When the bell or violin of another submarine, or the base ship, sends out its message in the Morse alphabet the sound waves, as you will see by looking at Fig. 58, travel through the water and strike the hull of the ship, go through its skin, set the water to vibrating in the tank, and this, acting on the telephone transmitter, makes it vary the electric current of the battery; the varying current flowing through the telephone receivers reproduces the distant sound of the bell or the violin wheel, and the operator on the submarine hears it.
The receiving apparatus also serves to detect the presence of an enemy ship when it comes within torpedoing range by the sound waves set up by and by which are sent out through the water by the rapid turning of the ship’s propellers.
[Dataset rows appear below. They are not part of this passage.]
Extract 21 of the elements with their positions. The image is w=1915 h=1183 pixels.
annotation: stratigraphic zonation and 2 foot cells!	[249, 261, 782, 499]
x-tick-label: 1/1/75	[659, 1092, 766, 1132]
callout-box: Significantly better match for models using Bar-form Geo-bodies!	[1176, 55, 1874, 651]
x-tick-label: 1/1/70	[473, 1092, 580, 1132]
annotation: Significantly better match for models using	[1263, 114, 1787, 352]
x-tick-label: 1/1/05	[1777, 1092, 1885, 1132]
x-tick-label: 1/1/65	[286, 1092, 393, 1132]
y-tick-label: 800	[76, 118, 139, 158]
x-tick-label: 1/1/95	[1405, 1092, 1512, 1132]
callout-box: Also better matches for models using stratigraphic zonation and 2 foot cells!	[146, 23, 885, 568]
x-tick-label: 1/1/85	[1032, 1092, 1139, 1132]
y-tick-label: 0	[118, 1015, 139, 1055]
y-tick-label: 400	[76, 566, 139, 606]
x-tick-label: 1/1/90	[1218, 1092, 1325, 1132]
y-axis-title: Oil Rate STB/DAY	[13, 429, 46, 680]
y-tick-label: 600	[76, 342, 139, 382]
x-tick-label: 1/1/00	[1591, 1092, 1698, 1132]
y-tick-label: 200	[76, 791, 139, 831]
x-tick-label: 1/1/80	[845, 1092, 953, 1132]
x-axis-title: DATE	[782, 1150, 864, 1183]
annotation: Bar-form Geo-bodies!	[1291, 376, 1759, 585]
The Electric Current, or Conductivity, System.—In this submarine telegraph system the water, which is a fairly good conductor of electricity, is made to carry an ordinary battery current between the sending and the receiving stations.
Since the water conducts the current of electricity, it is easy to see why it is called a conductivity system. It is also called an underwater wireless system, but while it is wireless in the sense that there are no connecting wires between the two stations, you must not confuse it with the real wireless system, which uses electric waves, for in the former the energy decreases as the cube of the distance and in the latter only as the square of the distance.
The Parts of the Conductivity System.—There are three principal parts to this system, and these are (1) the sending apparatus; (2) the receiving apparatus, and (3) the submerged copper plates which conduct the current from the sender into the water and from the water into the receptor.
The sending apparatus consists of (a) a source of direct current, and the storage battery supplies this; (b) a reactance, or kick coil, as it is commonly called; (c) a rotating interruptor, and (d) an ordinary telegraph key.
The receiving apparatus is made up of (a) a telephone induction coil, and (b) a pair of head telephone receivers. All of this is shown in Fig. 59.
One of the submerged copper plates is fixed to the bow of the submarine’s hull, and the other is secured to the stern, in order to get the plates as far apart as possible. These plates are connected to a throw-over switch, so that either the sender or the receptor can be connected to the plates as the operator wishes.
How the System Works.—The instruments of the sending apparatus are connected up as shown in Fig. 59. Now when a message is to be sent from one submarine to another, the operator sets the rotary interruptor, which is run by an electric motor, to spinning, and this makes and breaks the current several hundred times a minute as long as he holds the key down which closes the circuit.
The result is that each dot and dash he makes is formed of a large number of separate currents, and as these flow through the reactance coil, it gives each one a little kick and sends it out into the water through the copper plates; the currents then spread out between and from the plates in closed lines which extend to very considerable distances, as shown in Fig. 59.
When these electric currents reach the plates of the receiving apparatus on the submarine where the operator is listening in, they flow up the wires and through the primary winding of the telephone induction coil; these broken up direct currents flowing through the primary coil set up alternating currents in the secondary coil and also raise the low pressure currents into high pressure currents—that is, currents of a higher voltage, as it is called.
These alternating high pressure currents then flow through the telephone receiver, and by varying the strength of the magnet of the latter the dots and dashes of the sending station are reproduced and the receiving operator hears them as a musical buzz.